Claiming punk rock and indie are dead and that pop certainly is not a dirty word, The Cribs are back from their three-year long hiatus with a new label, new perspective and a promise of two new records. Afresh signed to Sonic Blew/Sony Red ahead of the release of their sixth studio album, For All My Sisters, said to be influenced by both 80s pop and The Replacements, The Cribs are still battling the same war they have been throughout their decade long existence, the recurrent war between pop and rock. For All My Sisters is an impeccable illustration of The Cribs aptitude of creating indie pop flawlessness via bold guitar riffs, poignant lyrics and wailing vocals.

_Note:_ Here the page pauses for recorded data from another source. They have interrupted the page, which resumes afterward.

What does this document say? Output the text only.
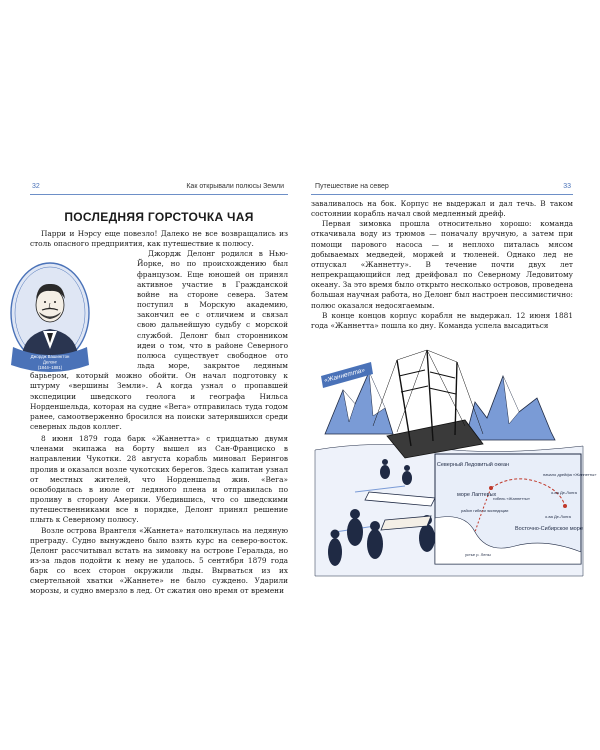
32	Как открывали полюсы Земли
ПОСЛЕДНЯЯ ГОРСТОЧКА ЧАЯ

Парри и Нэрсу еще повезло! Далеко не все возвращались из столь опасного предприятия, как путешествие к полюсу.

Джордж Делонг родился в Нью-Йорке, но по происхождению был французом. Еще юношей он принял активное участие в Гражданской войне на стороне севера. Затем поступил в Морскую академию, закончил ее с отличием и связал свою дальнейшую судьбу с морской службой. Делонг был сторонником идеи о том, что в районе Северного полюса существует свободное ото льда море, закрытое ледяным барьером, который можно обойти. Он начал подготовку к штурму «вершины Земли». А когда узнал о пропавшей экспедиции шведского геолога и географа Нильса Норденшельда, которая на судне «Вега» отправилась туда годом ранее, самоотверженно бросился на поиски затерявшихся среди северных льдов коллег.

8 июня 1879 года барк «Жаннетта» с тридцатью двумя членами экипажа на борту вышел из Сан-Франциско в направлении Чукотки. 28 августа корабль миновал Берингов пролив и оказался возле чукотских берегов. Здесь капитан узнал от местных жителей, что Норденшельд жив. «Вега» освободилась в июле от ледяного плена и отправилась по проливу в сторону Америки. Убедившись, что со шведскими путешественниками все в порядке, Делонг принял решение плыть к Северному полюсу.

Возле острова Врангеля «Жаннета» натолкнулась на ледяную преграду. Судно вынуждено было взять курс на северо-восток. Делонг рассчитывал встать на зимовку на острове Геральда, но из-за льдов подойти к нему не удалось. 5 сентября 1879 года барк со всех сторон окружили льды. Вырваться из их смертельной хватки «Жаннете» не было суждено. Ударили морозы, и судно вмерзло в лед. От сжатия оно время от времени

Джордж Вашингтон
Делонг
(1844–1881)
Путешествие на север	33

заваливалось на бок. Корпус не выдержал и дал течь. В таком состоянии корабль начал свой медленный дрейф.

Первая зимовка прошла относительно хорошо: команда откачивала воду из трюмов — поначалу вручную, а затем при помощи парового насоса — и неплохо питалась мясом добываемых медведей, моржей и тюленей. Однако лед не отпускал «Жаннетту». В течение почти двух лет непрекращающийся лед дрейфовал по Северному Ледовитому океану. За это время было открыто несколько островов, проведена большая научная работа, но Делонг был настроен пессимистично: полюс оказался недосягаемым.

В конце концов корпус корабля не выдержал. 12 июня 1881 года «Жаннетта» пошла ко дну. Команда успела высадиться

«Жаннетта»
Северный Ледовитый океан
море Лаптевых
Восточно-Сибирское море
начало дрейфа «Жаннетты»
гибель «Жаннетты»
о-ва Де-Лонга
о-ва Де-Лонга
район гибели экспедиции
устье р. Лены
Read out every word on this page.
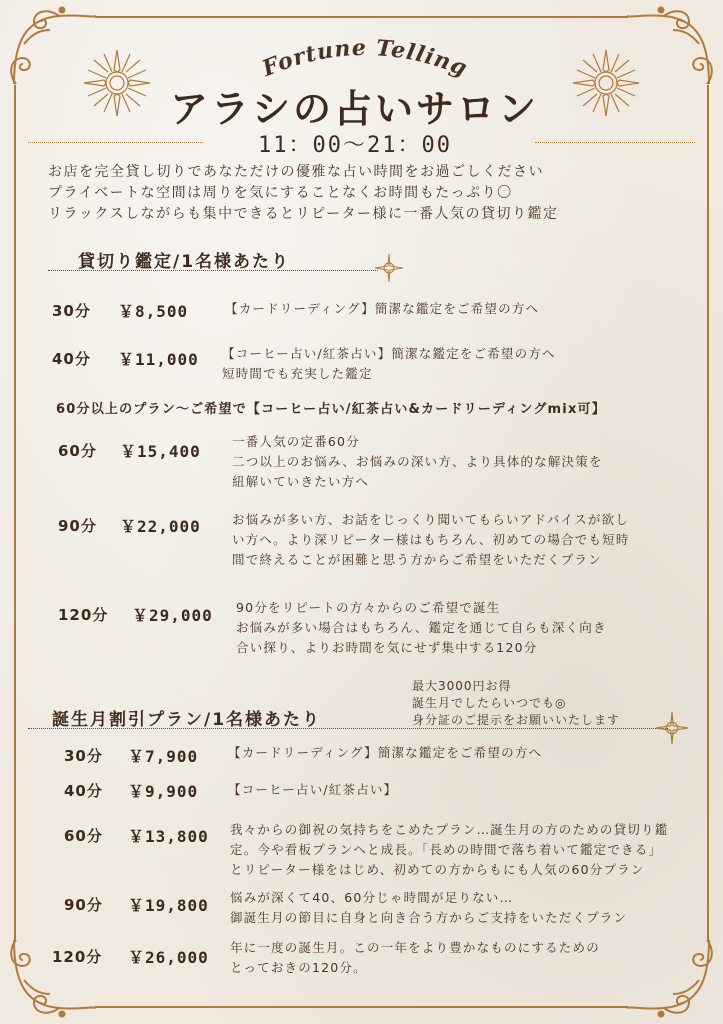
Fortune Telling
アラシの占いサロン
11：00〜21：00
お店を完全貸し切りであなただけの優雅な占い時間をお過ごしください
プライベートな空間は周りを気にすることなくお時間もたっぷり〇
リラックスしながらも集中できるとリピーター様に一番人気の貸切り鑑定
貸切り鑑定/1名様あたり
30分 ￥8,500	【カードリーディング】簡潔な鑑定をご希望の方へ
40分 ￥11,000 【コーヒー占い/紅茶占い】簡潔な鑑定をご希望の方へ
短時間でも充実した鑑定
60分以上のプラン〜ご希望で【コーヒー占い/紅茶占い&カードリーディングmix可】
60分 ￥15,400
一番人気の定番60分
二つ以上のお悩み、お悩みの深い方、より具体的な解決策を
紐解いていきたい方へ
90分 ￥22,000 お悩みが多い方、お話をじっくり聞いてもらいアドバイスが欲し
い方へ。より深リピーター様はもちろん、初めての場合でも短時
間で終えることが困難と思う方からご希望をいただくプラン
120分 ￥29,000 90分をリピートの方々からのご希望で誕生
お悩みが多い場合はもちろん、鑑定を通じて自らも深く向き
合い探り、よりお時間を気にせず集中する120分
最大3000円お得
誕生月でしたらいつでも◎
身分証のご提示をお願いいたします
誕生月割引プラン/1名様あたり
30分 ￥7,900 【カードリーディング】簡潔な鑑定をご希望の方へ
40分 ￥9,900 【コーヒー占い/紅茶占い】
60分 ￥13,800 我々からの御祝の気持ちをこめたプラン…誕生月の方のための貸切り鑑
定。今や看板プランへと成長。「長めの時間で落ち着いて鑑定できる」
とリピーター様をはじめ、初めての方からもにも人気の60分プラン
90分 ￥19,800 悩みが深くて40、60分じゃ時間が足りない…
御誕生月の節目に自身と向き合う方からご支持をいただくプラン
120分 ￥26,000
年に一度の誕生月。この一年をより豊かなものにするための
とっておきの120分。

‘Burning For No One,’ the first single from the record successfully exhibits the 80s influence as it runs a fine line between chaotic energy and pop proficiency whereas tracks like ‘City Storms’ and ‘Diamond Girl’ could have been easily been positioned anywhere in The Cribs’ back catalogue.

Not letting their pop influences get the most out of them, The Cribs just aren’t capable of abandoning their amps, Crib-like shambolic guitar lines and roar-along choruses for any heartfelt, tear-inducing pop crap. In fact this new influence has encouraged The Cribs to take their distortion to new, higher levels and this is evident in tracks like ‘Different Angle and ‘Summer of Chances.’

Although, there certainly isn’t any chance of The Cribs ever sounding too polished and refined, it feels that For All My Sisters is ominously lacking in variation of musical styles. Seven-minute album closer, ‘Pink Snow’ pulls and pushes at the senses with it’s fluctuation between soft and brash and ‘Simple Story’ with it’s smoother, morose sentiment, are the only two tracks on For All My Sisters offering a differentiation of pace. That said, it is a dazing triumph that despite the ominous lack of pace-changers, the record at no point could begin to sound repetitive.

Pop might not be a dirty word, but The Cribs have opposed themselves tremendously as they bring indie back to life with For All My Sisters.